203315 Use of science-based approaches: Results from the Illinois Adolescent Sexual Health Needs Assessment

Tuesday, November 10, 2009: 2:50 PM

Tania B. Basta, PhD, MPH , School of Public Health Sciences & Professions, Ohio University, Athens, OH
Abby Hunt, MSW , Health Care Education and Training, Inc., Carmel, IN
Karen Sherman, MA , Health Care Education and Training, Inc., Carmel, IN
Background: Research suggests that science-based adolescent sexual health approaches, including the use of behavioral theory for intervention development and evaluation, have been successful in preventing teen pregnancy. In 2000, the teen pregnancy rate in Illinois was 87 per 1,000 compared to 84 nationwide. Purpose: To identify the extent to which science-based approaches to adolescent sexual health programs were used by organizations in Illinois as well as to assess the needs related to adoption and implementation of science-based approaches in Illinois. Methods: Health Care Education and Training, Inc. (HCET) and the Illinois Caucus for Adolescent Health (ICAH) worked collaboratively to develop an online Illinois Adolescent Sexual Health Needs Assessment. Three hundred and fifty-three organizations in Illinois were invited to complete the online assessment. Results: Thirty-one percent of the invited organizations completed the assessment (n = 111); 59% identified as health departments, 23% as community-based organizations, 5% as family planning clinics, and 23% as other. The majority of the organizations served at-risk and low-income youth in rural communities. Nearly 40% considered their programs to be science-based, 14% did not consider their program to be science-based, and the rest were unsure. Only 27% reported evaluating their programs annually, yet 33% had used a logic model for evaluation. Twenty-eight percent of the organizations were not familiar with science-based programs. However, 61% percent of the organizations reported they would like information on programs that have been effective in preventing HIV, STIs, and adolescent pregnancy.

Learning Objectives:
Identify characteristics of effective science-based programs that prevent teen pregnancy, STIs, and HIV as defined by CDC, Identify adolescent sexual health curricula that have been identified as science-based, and Describe the needs and challenges to adopting or implementing science-based approaches to adolescent sexual health programs in the state of Illinois.

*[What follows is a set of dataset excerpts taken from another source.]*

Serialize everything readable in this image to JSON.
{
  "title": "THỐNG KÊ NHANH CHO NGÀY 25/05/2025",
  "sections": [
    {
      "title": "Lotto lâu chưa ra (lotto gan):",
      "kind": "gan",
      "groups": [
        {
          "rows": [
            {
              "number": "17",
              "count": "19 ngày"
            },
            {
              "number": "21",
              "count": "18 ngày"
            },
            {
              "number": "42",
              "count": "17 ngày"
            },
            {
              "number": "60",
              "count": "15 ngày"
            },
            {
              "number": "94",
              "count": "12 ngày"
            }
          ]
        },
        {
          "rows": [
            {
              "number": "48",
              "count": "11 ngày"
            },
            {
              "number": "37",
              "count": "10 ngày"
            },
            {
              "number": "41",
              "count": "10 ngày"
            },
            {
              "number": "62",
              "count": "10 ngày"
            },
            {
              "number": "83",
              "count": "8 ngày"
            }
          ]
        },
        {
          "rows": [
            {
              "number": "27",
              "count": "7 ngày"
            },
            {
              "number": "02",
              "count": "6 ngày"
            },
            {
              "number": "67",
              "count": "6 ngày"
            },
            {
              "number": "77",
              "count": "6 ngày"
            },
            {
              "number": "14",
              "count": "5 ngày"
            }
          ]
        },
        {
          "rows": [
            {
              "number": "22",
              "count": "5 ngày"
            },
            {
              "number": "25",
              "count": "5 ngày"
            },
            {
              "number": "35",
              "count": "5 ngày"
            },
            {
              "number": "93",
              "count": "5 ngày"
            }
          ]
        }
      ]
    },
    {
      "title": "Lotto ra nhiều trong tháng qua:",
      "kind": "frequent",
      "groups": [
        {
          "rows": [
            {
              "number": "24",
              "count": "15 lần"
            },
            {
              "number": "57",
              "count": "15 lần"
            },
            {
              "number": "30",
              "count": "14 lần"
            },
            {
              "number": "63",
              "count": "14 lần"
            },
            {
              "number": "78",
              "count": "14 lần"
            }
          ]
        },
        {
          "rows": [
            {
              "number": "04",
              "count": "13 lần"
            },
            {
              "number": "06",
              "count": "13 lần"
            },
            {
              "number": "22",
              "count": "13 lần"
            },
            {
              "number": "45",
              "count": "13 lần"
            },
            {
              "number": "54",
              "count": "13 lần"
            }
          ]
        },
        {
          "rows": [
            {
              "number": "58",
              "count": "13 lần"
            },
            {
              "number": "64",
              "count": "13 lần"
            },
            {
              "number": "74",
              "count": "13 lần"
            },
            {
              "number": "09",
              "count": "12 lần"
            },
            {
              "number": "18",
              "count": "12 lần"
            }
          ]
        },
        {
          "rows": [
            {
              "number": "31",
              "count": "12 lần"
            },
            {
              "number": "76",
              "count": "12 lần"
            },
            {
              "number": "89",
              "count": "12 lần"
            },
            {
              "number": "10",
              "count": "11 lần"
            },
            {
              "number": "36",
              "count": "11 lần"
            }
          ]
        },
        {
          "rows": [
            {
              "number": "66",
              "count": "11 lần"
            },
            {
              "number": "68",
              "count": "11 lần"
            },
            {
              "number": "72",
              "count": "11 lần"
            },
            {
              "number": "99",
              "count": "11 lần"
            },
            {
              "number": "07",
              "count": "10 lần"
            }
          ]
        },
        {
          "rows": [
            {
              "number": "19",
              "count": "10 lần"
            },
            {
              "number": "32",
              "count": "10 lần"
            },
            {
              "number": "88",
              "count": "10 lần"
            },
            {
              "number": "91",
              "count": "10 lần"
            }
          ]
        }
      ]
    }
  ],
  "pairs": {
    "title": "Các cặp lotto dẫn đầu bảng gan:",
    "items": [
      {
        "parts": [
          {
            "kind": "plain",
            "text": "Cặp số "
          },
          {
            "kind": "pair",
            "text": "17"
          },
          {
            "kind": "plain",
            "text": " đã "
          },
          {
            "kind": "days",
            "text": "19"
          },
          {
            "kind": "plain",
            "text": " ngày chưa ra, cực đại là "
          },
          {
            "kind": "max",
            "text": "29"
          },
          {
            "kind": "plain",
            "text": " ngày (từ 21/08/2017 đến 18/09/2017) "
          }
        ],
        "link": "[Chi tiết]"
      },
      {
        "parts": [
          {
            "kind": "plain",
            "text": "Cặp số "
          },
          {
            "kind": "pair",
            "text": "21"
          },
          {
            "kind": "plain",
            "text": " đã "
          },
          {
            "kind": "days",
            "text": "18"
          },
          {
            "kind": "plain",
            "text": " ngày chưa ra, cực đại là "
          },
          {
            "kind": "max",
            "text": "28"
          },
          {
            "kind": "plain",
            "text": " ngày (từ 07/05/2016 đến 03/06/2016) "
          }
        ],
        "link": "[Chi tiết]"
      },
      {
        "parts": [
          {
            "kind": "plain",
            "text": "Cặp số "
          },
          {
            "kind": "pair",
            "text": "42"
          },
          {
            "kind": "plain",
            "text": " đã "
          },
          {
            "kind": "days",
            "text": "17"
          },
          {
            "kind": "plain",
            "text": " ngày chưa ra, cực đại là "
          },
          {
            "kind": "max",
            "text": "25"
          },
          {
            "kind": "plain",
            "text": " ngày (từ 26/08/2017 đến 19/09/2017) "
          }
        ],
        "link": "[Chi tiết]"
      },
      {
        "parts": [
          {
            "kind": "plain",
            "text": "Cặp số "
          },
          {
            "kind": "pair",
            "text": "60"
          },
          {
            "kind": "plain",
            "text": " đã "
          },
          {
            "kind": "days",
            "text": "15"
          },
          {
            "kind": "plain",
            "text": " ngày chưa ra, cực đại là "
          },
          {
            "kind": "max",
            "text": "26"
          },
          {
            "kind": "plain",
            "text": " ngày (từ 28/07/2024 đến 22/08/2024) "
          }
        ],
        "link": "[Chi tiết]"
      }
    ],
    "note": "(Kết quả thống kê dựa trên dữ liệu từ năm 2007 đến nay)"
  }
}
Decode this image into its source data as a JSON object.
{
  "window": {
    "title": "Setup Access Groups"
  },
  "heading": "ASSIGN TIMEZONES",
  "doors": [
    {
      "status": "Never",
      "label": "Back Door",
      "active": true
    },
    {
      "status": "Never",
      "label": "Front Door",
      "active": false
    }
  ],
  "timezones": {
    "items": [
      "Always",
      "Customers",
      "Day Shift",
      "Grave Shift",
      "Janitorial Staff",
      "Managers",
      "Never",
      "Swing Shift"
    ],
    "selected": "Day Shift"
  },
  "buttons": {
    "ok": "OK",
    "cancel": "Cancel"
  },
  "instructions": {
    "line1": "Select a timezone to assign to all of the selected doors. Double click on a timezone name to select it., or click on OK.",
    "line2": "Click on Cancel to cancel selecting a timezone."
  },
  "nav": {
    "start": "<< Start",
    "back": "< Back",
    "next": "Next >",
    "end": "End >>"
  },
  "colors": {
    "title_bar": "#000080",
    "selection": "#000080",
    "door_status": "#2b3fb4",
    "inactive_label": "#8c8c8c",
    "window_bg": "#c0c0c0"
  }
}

Keywords: Adolescent Health, Teen Pregnancy Prevention

Presenting author's disclosure statement:

Qualified on the content I am responsible for because: I have a PhD in Health Promotion and Behavior and I am an evaluator for a 5 year CDC funded program to increase the use of science-based approaches to teen pregnancy in the Great Lakes region.
Any relevant financial relationships? No

I agree to comply with the American Public Health Association Conflict of Interest and Commercial Support Guidelines, and to disclose to the participants any off-label or experimental uses of a commercial product or service discussed in my presentation.